Opinión

La vida en una trinchera a la sombra de la Primera Guerra Mundial (I)

Mientras en la imaginación paseo entre las tumbas de los cientos por miles de soldados, oprimido por la fusión de la melancolía, el respeto y el desasosiego, emerge la sensación que ellos también se impresionarían al percatarse del barrizal que los vio sucumbir.

Resulta sarcástico que la industria de la muerte haya dado paso a estos recovecos ajardinados y minuciosamente dispuestos. Una perspectiva que no puede alejarse del enfoque con la que estas almas se desprendieron del don más preciado: la vida. Una tierra despedazada que los acogió, sembrada demoledoramente de ilusiones y dichas.

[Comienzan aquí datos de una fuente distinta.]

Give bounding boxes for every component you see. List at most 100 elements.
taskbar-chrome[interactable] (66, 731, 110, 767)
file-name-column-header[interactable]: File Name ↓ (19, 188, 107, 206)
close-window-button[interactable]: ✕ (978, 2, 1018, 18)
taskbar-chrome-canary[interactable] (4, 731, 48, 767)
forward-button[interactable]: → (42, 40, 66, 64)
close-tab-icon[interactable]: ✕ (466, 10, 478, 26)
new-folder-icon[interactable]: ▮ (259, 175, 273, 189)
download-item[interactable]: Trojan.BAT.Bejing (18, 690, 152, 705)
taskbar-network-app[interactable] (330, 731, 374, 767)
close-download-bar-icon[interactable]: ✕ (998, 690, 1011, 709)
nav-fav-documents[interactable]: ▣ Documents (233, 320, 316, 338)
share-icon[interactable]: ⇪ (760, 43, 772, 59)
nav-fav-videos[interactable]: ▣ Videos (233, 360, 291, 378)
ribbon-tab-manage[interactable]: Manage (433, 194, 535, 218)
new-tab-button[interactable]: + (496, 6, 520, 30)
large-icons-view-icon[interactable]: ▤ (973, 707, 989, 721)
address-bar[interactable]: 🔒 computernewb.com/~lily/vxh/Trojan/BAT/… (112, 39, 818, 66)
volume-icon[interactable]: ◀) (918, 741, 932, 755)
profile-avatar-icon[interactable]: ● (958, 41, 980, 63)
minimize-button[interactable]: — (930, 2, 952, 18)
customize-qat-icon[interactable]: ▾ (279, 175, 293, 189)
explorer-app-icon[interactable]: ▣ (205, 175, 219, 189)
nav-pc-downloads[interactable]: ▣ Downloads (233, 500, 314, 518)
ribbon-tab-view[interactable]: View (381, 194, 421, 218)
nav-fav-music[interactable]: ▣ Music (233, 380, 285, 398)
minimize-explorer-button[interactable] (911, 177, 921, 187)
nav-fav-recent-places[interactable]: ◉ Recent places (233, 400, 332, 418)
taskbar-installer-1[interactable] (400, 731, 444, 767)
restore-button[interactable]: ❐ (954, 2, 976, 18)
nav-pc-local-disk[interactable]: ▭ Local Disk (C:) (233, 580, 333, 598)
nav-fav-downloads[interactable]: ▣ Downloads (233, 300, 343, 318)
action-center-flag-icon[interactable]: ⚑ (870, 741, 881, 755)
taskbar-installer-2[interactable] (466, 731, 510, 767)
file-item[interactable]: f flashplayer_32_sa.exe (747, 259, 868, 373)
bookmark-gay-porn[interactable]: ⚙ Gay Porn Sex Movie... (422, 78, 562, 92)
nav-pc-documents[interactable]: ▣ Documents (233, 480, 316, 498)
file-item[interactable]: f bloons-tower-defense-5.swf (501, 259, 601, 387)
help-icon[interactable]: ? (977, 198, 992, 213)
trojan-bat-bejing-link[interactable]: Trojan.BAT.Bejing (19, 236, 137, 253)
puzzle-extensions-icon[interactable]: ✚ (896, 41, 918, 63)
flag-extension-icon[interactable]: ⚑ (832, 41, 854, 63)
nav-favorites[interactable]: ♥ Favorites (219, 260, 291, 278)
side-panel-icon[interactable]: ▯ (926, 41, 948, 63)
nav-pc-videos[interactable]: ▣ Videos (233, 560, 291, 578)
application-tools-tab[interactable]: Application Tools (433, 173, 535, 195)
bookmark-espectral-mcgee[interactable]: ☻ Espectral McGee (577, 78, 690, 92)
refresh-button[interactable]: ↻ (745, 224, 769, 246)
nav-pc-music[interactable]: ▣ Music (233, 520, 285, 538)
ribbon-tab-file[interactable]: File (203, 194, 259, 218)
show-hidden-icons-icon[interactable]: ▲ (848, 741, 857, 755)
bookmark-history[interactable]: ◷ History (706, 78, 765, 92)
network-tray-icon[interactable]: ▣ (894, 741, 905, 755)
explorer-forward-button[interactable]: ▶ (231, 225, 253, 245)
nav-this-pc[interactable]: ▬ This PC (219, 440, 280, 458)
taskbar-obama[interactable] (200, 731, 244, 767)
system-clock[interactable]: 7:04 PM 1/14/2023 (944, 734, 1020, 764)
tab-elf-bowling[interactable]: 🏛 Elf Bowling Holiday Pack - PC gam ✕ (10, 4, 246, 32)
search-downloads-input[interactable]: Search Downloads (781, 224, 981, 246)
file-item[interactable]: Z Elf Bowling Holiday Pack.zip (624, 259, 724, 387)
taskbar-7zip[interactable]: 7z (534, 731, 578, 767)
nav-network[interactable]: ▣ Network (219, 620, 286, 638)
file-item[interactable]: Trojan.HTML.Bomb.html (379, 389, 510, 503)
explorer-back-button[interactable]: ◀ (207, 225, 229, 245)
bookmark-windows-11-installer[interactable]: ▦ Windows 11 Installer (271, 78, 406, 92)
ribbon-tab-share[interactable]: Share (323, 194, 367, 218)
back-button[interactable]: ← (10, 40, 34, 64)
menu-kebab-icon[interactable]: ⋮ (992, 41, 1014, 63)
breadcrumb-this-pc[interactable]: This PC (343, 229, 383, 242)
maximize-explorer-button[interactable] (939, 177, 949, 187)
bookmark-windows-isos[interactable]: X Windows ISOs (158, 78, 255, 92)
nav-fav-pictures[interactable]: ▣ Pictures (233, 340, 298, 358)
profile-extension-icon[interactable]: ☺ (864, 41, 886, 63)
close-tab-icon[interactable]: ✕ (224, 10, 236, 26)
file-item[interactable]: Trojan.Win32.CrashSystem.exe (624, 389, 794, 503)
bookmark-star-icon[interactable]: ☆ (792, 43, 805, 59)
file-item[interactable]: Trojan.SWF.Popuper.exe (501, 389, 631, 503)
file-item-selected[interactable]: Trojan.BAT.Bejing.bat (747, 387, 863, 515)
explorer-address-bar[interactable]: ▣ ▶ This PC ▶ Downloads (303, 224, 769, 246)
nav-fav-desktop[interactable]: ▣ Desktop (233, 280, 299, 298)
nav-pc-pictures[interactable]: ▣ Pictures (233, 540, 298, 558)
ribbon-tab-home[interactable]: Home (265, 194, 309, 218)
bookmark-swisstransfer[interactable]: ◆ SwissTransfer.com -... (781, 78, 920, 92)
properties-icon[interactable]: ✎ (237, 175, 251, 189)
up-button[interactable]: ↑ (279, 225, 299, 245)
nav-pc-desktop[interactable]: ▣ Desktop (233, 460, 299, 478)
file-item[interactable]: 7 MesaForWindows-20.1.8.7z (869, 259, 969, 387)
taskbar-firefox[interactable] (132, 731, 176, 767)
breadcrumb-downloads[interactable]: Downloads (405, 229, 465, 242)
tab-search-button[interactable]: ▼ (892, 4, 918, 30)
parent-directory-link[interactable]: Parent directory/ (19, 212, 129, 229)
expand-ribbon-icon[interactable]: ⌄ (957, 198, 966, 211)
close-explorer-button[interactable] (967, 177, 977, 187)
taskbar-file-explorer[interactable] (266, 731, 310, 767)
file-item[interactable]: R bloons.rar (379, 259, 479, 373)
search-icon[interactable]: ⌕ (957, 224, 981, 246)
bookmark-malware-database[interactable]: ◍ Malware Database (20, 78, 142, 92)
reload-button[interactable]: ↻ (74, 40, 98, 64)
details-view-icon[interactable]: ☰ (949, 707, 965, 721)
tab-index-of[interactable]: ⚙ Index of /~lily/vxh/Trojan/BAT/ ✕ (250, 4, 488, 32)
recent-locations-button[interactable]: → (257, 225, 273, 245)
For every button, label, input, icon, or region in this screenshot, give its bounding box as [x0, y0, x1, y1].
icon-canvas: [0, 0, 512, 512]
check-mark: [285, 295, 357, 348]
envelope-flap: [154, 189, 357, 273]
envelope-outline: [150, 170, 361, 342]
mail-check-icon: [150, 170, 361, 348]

Por lo tanto, el perfeccionamiento de las armas de fuego y las consecuentes alternativas para prosperar ante su mayor eficacia, predispusieron que la Primera Guerra Mundial (28-VII-1914/11-XI-1918), anteriormente denominada Gran Guerra, se convirtiese, valga la redundancia, en una ‘guerra de trincheras’.

Perceptiblemente, la semblanza de millones de jóvenes europeos quedaron eclipsadas. Allí, en las cavidades del terreno quebradizo, algunos franquearon cuatro inacabables años rodeado de fango, ratas y extintos. Cuando en las postrimerías de 1914 apenas existía esperanza de dar por consumada la contienda, en pocas semanas, las tropas comenzaron a cavar el que sería su cobijo y, tal vez, su fosa.

Lo lógico era ahondar tres líneas de trincheras: la primera, acogía y descargaba los asaltos; la segunda, asistía a la anterior con hombres y provisiones; y, por último, la tercera, a trescientos metros de la segunda, se emplazaba la reserva del ejército.

Con estas líneas, el contendiente lo tenía prácticamente imposible para avanzar, pero permanecer en las trincheras, conllevaba resistir vicisitudes descomunales y contrariedades inenarrables.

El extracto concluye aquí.